親御さんを焦らす記事を書きなさんな
ベネッセはまだこういう記事書いとんのか。
取材に答えてる先生は別に悪くないけど、タイトルと文章の醸す雰囲気がアカン。子どもに早期に時計を読めるようにし、親がラクにできるようにしよう、という前のめり感が出てる。それ、記事の先生がアカン言うてるやん。
https://shimajiro.benesse.ne.jp/contents/column/tokei/
記者はどうやら、
①子どもが早くに時計を読めるようにしよう
②時間通り動ける、親に都合の良い子どもに育てよう
という二点をこの記事で伝えたい、という前のめりな姿勢が強い。でもたぶん、記事に登場する先生は2つとも戒めるタイプだと思う。その意味で、記者は先生の意図を裏切ってる。
また、読者である親御さんたちをも裏切っている。この記事を読んだ親御さんは、記事の先生が警告したことは多分すっぽ抜けて、「時計の見方を早くに子どもに身に着けさせなければ!そうすることで親の意のままに動く子どもに仕立てなくては!」という、記者が醸す雰囲気の方に飲まれることだろう。
親御さんたちは、子どもたちに数字の感覚を身に着けさせたい、時計を読めるようになってほしい、行動を時間管理できる手のかからない子どもに早くなってほしい、と、前のめりな人も少なくなかろう。記者は、読者のそうしたニーズに応える記事を書こうとしてるのだろう。でもそれ、子どもを見ていない。
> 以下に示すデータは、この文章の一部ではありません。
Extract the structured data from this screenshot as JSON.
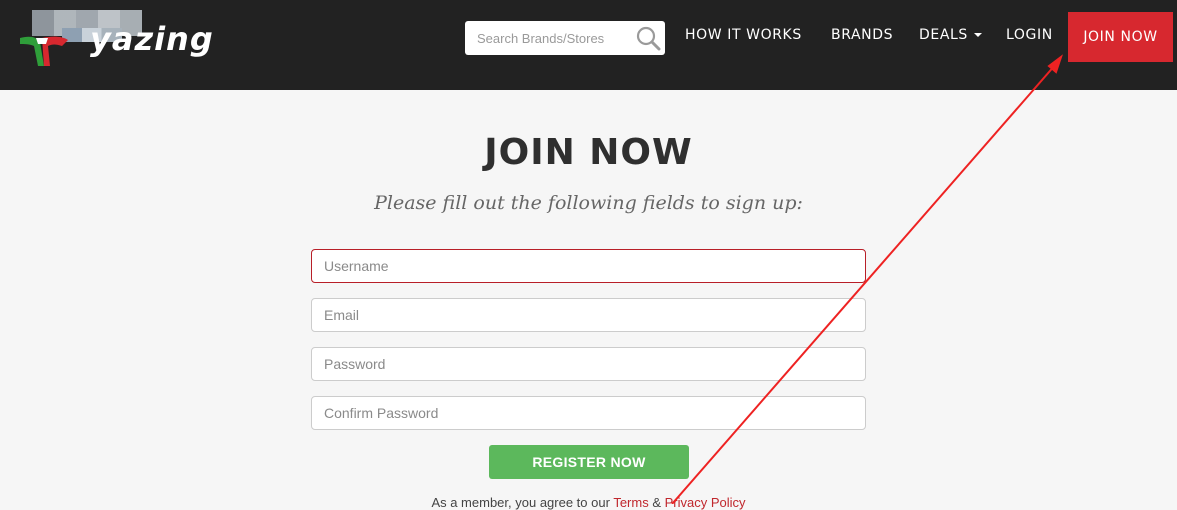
{
  "header": {
    "logo_text": "yazing",
    "search": {
      "placeholder": "Search Brands/Stores"
    },
    "nav": {
      "how_it_works": "HOW IT WORKS",
      "brands": "BRANDS",
      "deals": "DEALS",
      "login": "LOGIN",
      "join_now": "JOIN NOW"
    }
  },
  "main": {
    "title": "JOIN NOW",
    "subtitle": "Please fill out the following fields to sign up:",
    "form": {
      "username_placeholder": "Username",
      "email_placeholder": "Email",
      "password_placeholder": "Password",
      "confirm_password_placeholder": "Confirm Password",
      "register_label": "REGISTER NOW"
    },
    "agreement": {
      "prefix": "As a member, you agree to our",
      "terms": "Terms",
      "and": "&",
      "privacy": "Privacy Policy"
    }
  },
  "colors": {
    "header_bg": "#222222",
    "join_button": "#d7282f",
    "register_button": "#5cb85c",
    "annotation_arrow": "#ee2222"
  }
}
子育てで大切なこと。子どもは子どものペースでしか成長しないという現実を認めること、親の都合を押し付ければ大概トラブルになるということ。もし親の願望や都合を押しつければ、「助長」になる。
昔、ある男が隣の畑のほうが苗の育ちがよいのに腹を立て、自分の畑の苗の成長を助けようと、上に引っ張った。その結果、根が切れ、翌朝にはみんなしおれて枯れてしまったという話。
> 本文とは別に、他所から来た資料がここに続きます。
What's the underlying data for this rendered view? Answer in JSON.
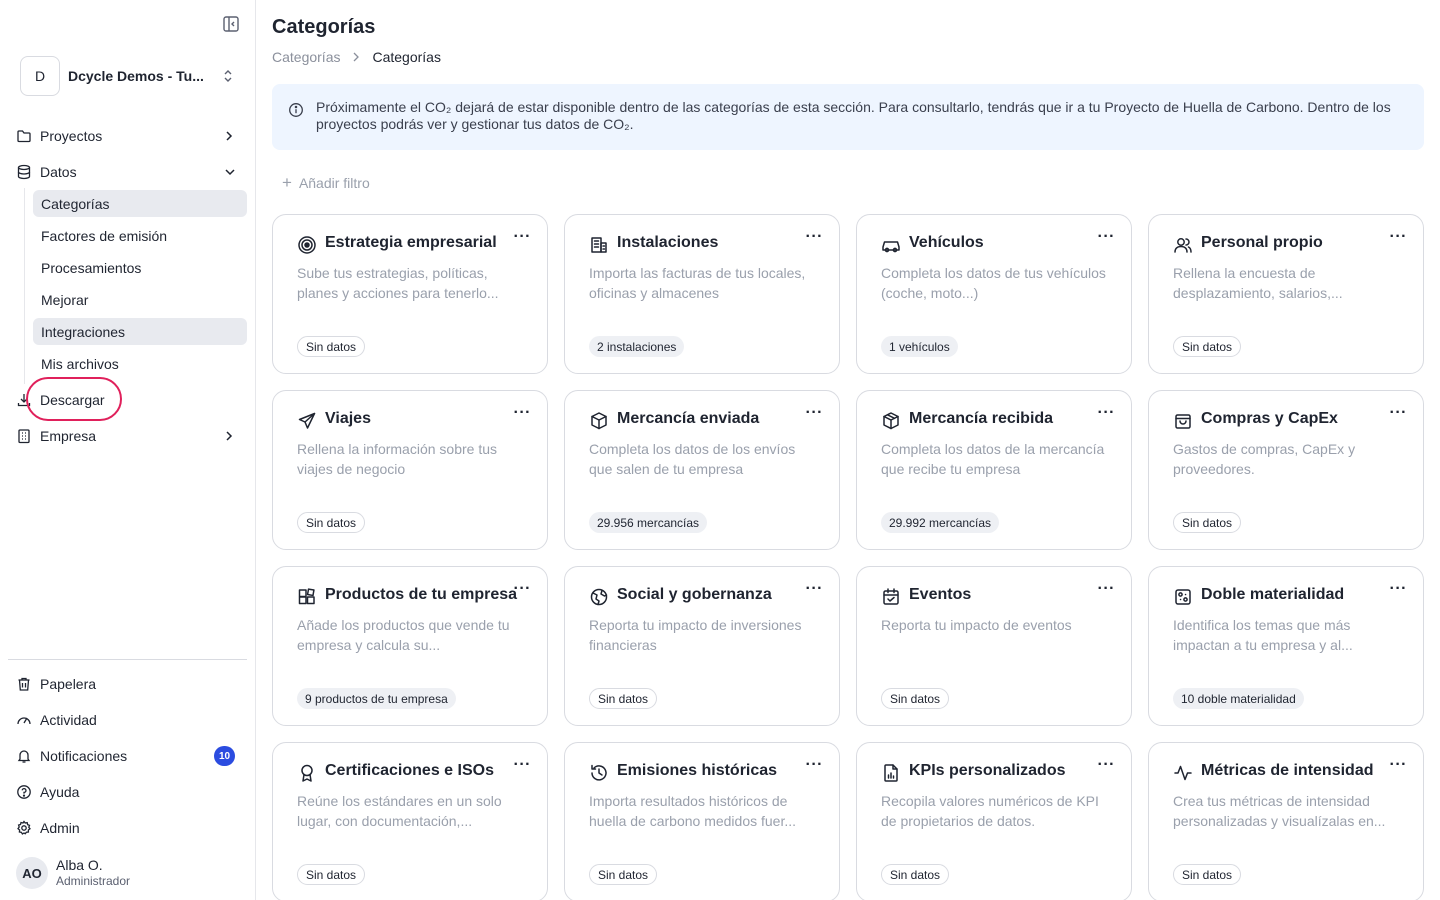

子ども自身の成長速度に任せる、委ねる気持ちを失い、親の願望、都合を押しつけると、この「助長」になる。
記事の先生が警告してる「パンクする」になる。親が焦って時計を読めるようにと押しつけがましさを発揮し、その熱を鬱陶しがる子どもにしてしまい、親の期待通り、願望通りにならない子どもに親がバクハツし、それに子どもがさらに反発し・・・そんなご家庭が増えるのが目に見えるよう。
私も複数回、子育て記事のインタビュー受けたけど、記事をことごとく修正してもらっている。「これでは親御さんが焦ってしまう。焦って前のめりはトラブルのもと。「子育ては焦らなくていいんですよ、どっしり構えて待つのが吉」という空気の文章に改めてもらった。
なるほど、親も保育園に預けたあと仕事に向かわねばならない。子どもがテキパキ動いてくれたらありがたいだろう。でも、苗の育ちは苗に任せる、委ねるしかないように、子どもの成長も子どもに委ねるしかない。いや、子どもにさえどうしようもない部分がある。生理的なものでもあるから。
明日までに背を10cm伸ばせ、というのが無茶なように、子どもの成長を促そうというのも無茶。「助長」になってしまう。親ができるのは、記事の先生が指摘してるように、時計を使った声かけを早めから始めるけど、子どもの中に根づくのは子どもの成長に委ねる、ただそれだけのこと。
いつまでたっても時間の感覚が育たない、と感じるかもしれないが、仕方ない。それが子どもなんだから。それでも、年をとればいつしかできるようになっていく。焦ったって早くはならない。子どもの生理的な成長に任せる、委ねるしかない。記者も、そのことをきちんと踏まえて頂きたい。
そうでなくても焦りがちな親御さんを焦らせたらアカンやん。それは、子育て記事を書いてる記者なら、わきまえておかなアカンこと。何より、記者の記事をチェックする編集長がわきまえておかなアカン。こんな、子育てに有害な空気充満させた記事を世に出してどうすんねん。ベネッセ、しっかりせい!